• 6 mars 2026
  • N'Djamena

Face aux pluies, les bassins de rétention de N’Djamena montrent leurs failles

Face aux pluies, les bassins de rétention de N’Djamena montrent leurs failles

Alors que la capitale tchadienne subit de fortes pluies, les bassins de rétention d’eau, censés prévenir les inondations, jouent un rôle essentiel. Cependant, la gestion de ces infrastructures demeure inégale selon les quartiers, et les pratiques varient d’un site à un autre.

Ainsi, au bassin de Klemat, le responsable assure que la motopompe est activée quotidiennement, ce qui permet l’évacuation directe des eaux vers le fleuve Chari. De la même manière, le dispositif est appliqué au bassin de Diguel Est, dans le 8ᵉ arrondissement, où les eaux sont dirigées vers le grand canal d’Andjaro, puis jusqu’à Lamadji. « L’écoulement des eaux demande toutefois du temps », souligne Ali Moussa, technicien en charge du site.

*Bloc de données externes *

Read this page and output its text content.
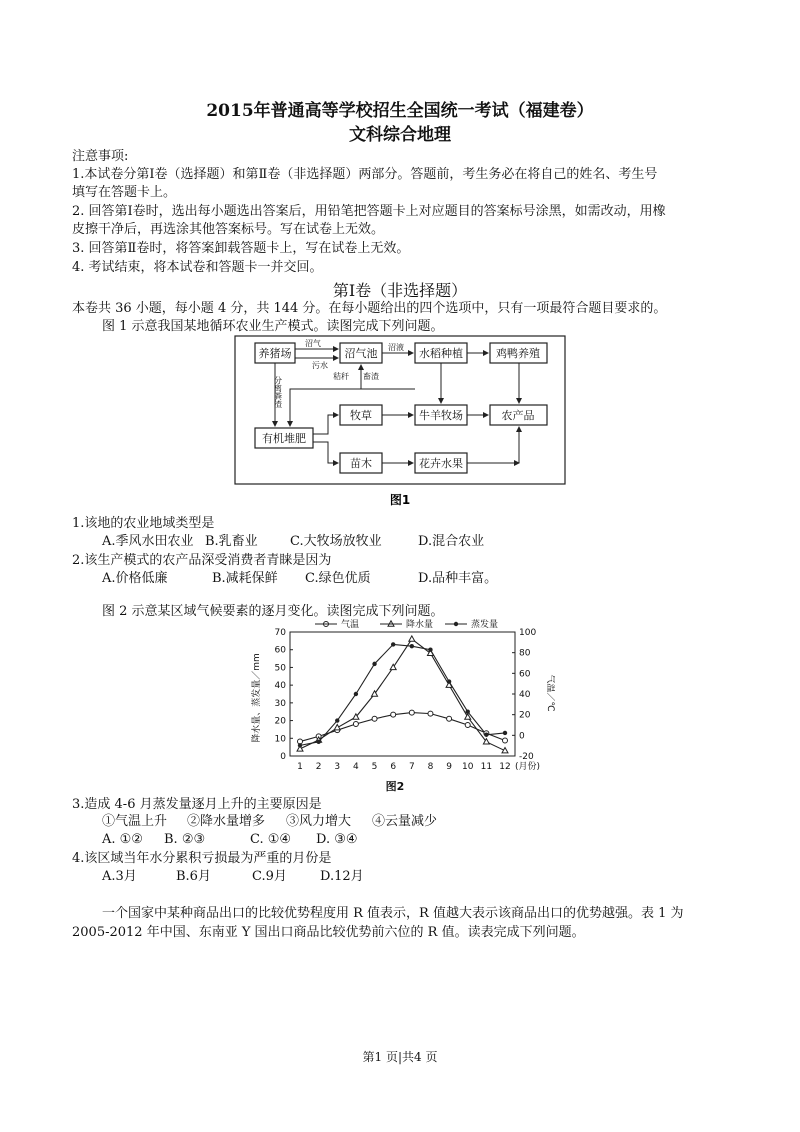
2015年普通高等学校招生全国统一考试（福建卷）
文科综合地理
注意事项:
1.本试卷分第Ⅰ卷（选择题）和第Ⅱ卷（非选择题）两部分。答题前，考生务必在将自己的姓名、考生号
填写在答题卡上。
2. 回答第Ⅰ卷时，选出每小题选出答案后，用铅笔把答题卡上对应题目的答案标号涂黑，如需改动，用橡
皮擦干净后，再选涂其他答案标号。写在试卷上无效。
3. 回答第Ⅱ卷时，将答案卸载答题卡上，写在试卷上无效。
4. 考试结束，将本试卷和答题卡一并交回。
第Ⅰ卷（非选择题）
本卷共 36 小题，每小题 4 分，共 144 分。在每小题给出的四个选项中，只有一项最符合题目要求的。
图 1 示意我国某地循环农业生产模式。读图完成下列问题。
养猪场	沼气池	水稻种植	鸡鸭养殖
牧草	牛羊牧场	农产品
有机堆肥
苗木	花卉水果
沼气
污水
沼液
秸秆 畜渣
分离粪渣
图1
1.该地的农业地域类型是
A.季风水田农业 B.乳畜业 C.大牧场放牧业	D.混合农业
2.该生产模式的农产品深受消费者青睐是因为
A.价格低廉	B.减耗保鲜 C.绿色优质	D.品种丰富。
图 2 示意某区域气候要素的逐月变化。读图完成下列问题。
0
10
20
30
40
50
60
70
-20
0
20
40
60
80
100
1 2 3 4 5 6 7 8 9 10 11 12
气温	降水量	蒸发量
降水量、蒸发量／mm	气温／℃
(月份)
图2
3.造成 4-6 月蒸发量逐月上升的主要原因是
①气温上升 ②降水量增多 ③风力增大 ④云量减少
A. ①② B. ②③	C. ①④ D. ③④
4.该区域当年水分累积亏损最为严重的月份是
A.3月	B.6月	C.9月	D.12月
一个国家中某种商品出口的比较优势程度用 R 值表示，R 值越大表示该商品出口的优势越强。表 1 为
2005-2012 年中国、东南亚 Y 国出口商品比较优势前六位的 R 值。读表完成下列问题。
第1 页|共4 页
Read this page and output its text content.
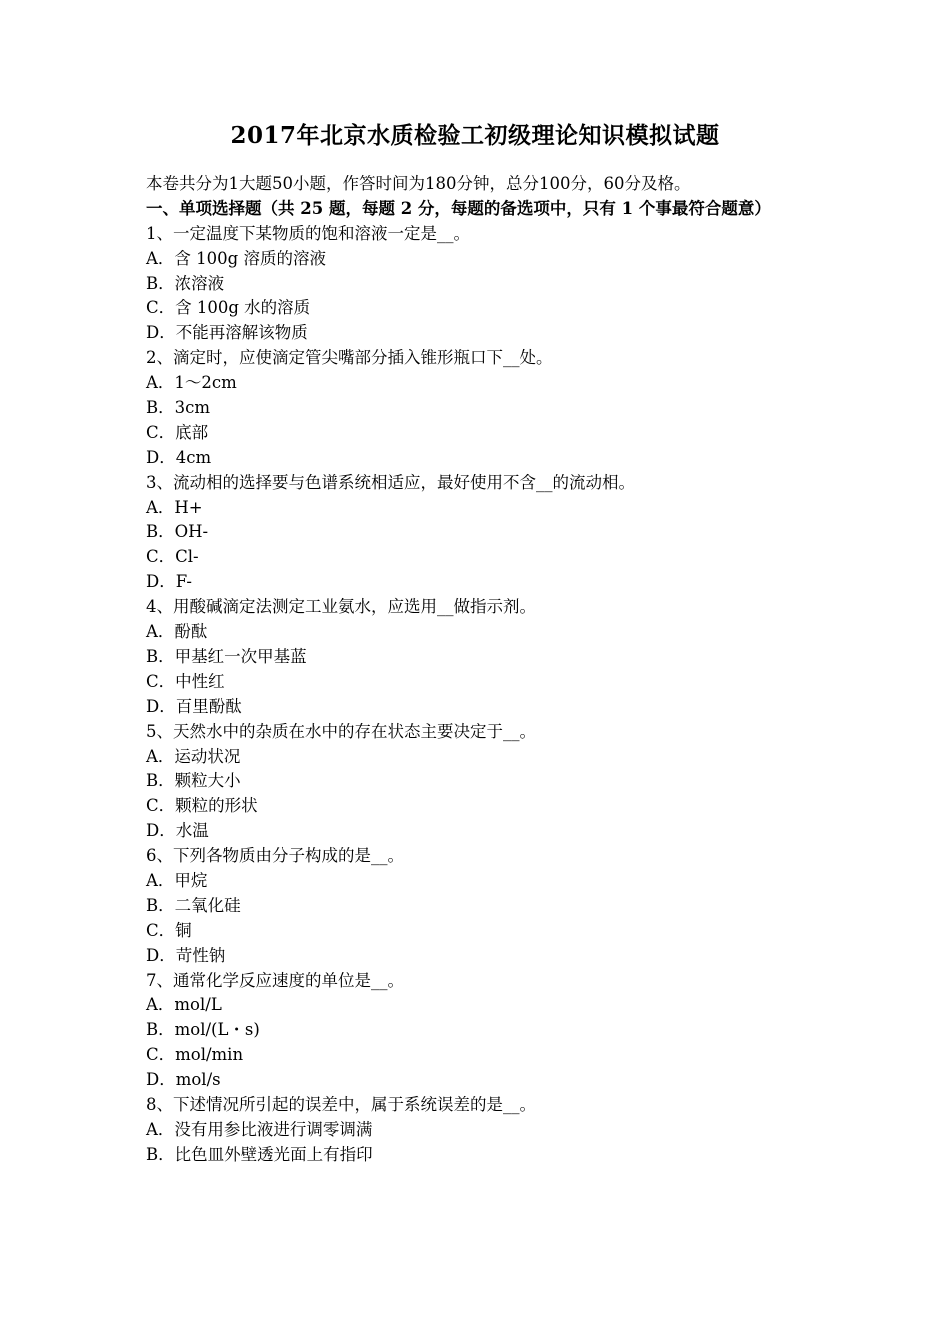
2017年北京水质检验工初级理论知识模拟试题
本卷共分为1大题50小题，作答时间为180分钟，总分100分，60分及格。
一、单项选择题（共 25 题，每题 2 分，每题的备选项中，只有 1 个事最符合题意）
1、一定温度下某物质的饱和溶液一定是__。
A．含 100g 溶质的溶液
B．浓溶液
C．含 100g 水的溶质
D．不能再溶解该物质
2、滴定时，应使滴定管尖嘴部分插入锥形瓶口下__处。
A．1～2cm
B．3cm
C．底部
D．4cm
3、流动相的选择要与色谱系统相适应，最好使用不含__的流动相。
A．H+
B．OH-
C．Cl-
D．F-
4、用酸碱滴定法测定工业氨水，应选用__做指示剂。
A．酚酞
B．甲基红一次甲基蓝
C．中性红
D．百里酚酞
5、天然水中的杂质在水中的存在状态主要决定于__。
A．运动状况
B．颗粒大小
C．颗粒的形状
D．水温
6、下列各物质由分子构成的是__。
A．甲烷
B．二氧化硅
C．铜
D．苛性钠
7、通常化学反应速度的单位是__。
A．mol/L
B．mol/(L・s)
C．mol/min
D．mol/s
8、下述情况所引起的误差中，属于系统误差的是__。
A．没有用参比液进行调零调满
B．比色皿外壁透光面上有指印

Par ailleurs, du côté du quartier Diguel Angabo, le bassin sert de relais pour collecter les eaux venues de quartiers tel que Gassi. Ici aussi, la motopompe fonctionne en continu, sauf en cas de panne ou lorsque le niveau d’eau est trop bas, précise le technicien Ngarta Haoumtouin.

En revanche, au bassin du quartier Habena, près de l’ancien hôtel Santanna dans le 7ᵉ arrondissement, l’absence de motopompe fixe complique sérieusement les interventions. L’équipe technique doit déplacer son matériel à chaque opération, ce qui retarde le pompage et nuit à la régularité des travaux. Pendant ce temps, plusieurs rues de la capitale restent submergées. Contraints de circuler les pieds dans l’eau, les habitants expriment leur colère et dénoncent un manque de réactivité des autorités.

La gestion des bassins de N’Djamena apparaît comme un travail collectif impliquant techniciens, infrastructures, équipements et conditions climatiques. Si certains sites fonctionnent efficacement, d’autres, au contraire, souffrent d’un déficit de moyens, de logistique ou de maintenance.

Par conséquent, à l’heure où les précipitations s’intensifient, la maintenance des motopompes, leur suivi quotidien et une meilleure coordination entre arrondissements s’imposent comme des priorités. Autrement, la capitale risque de revivre les scènes désastreuses des saisons pluvieuses passées.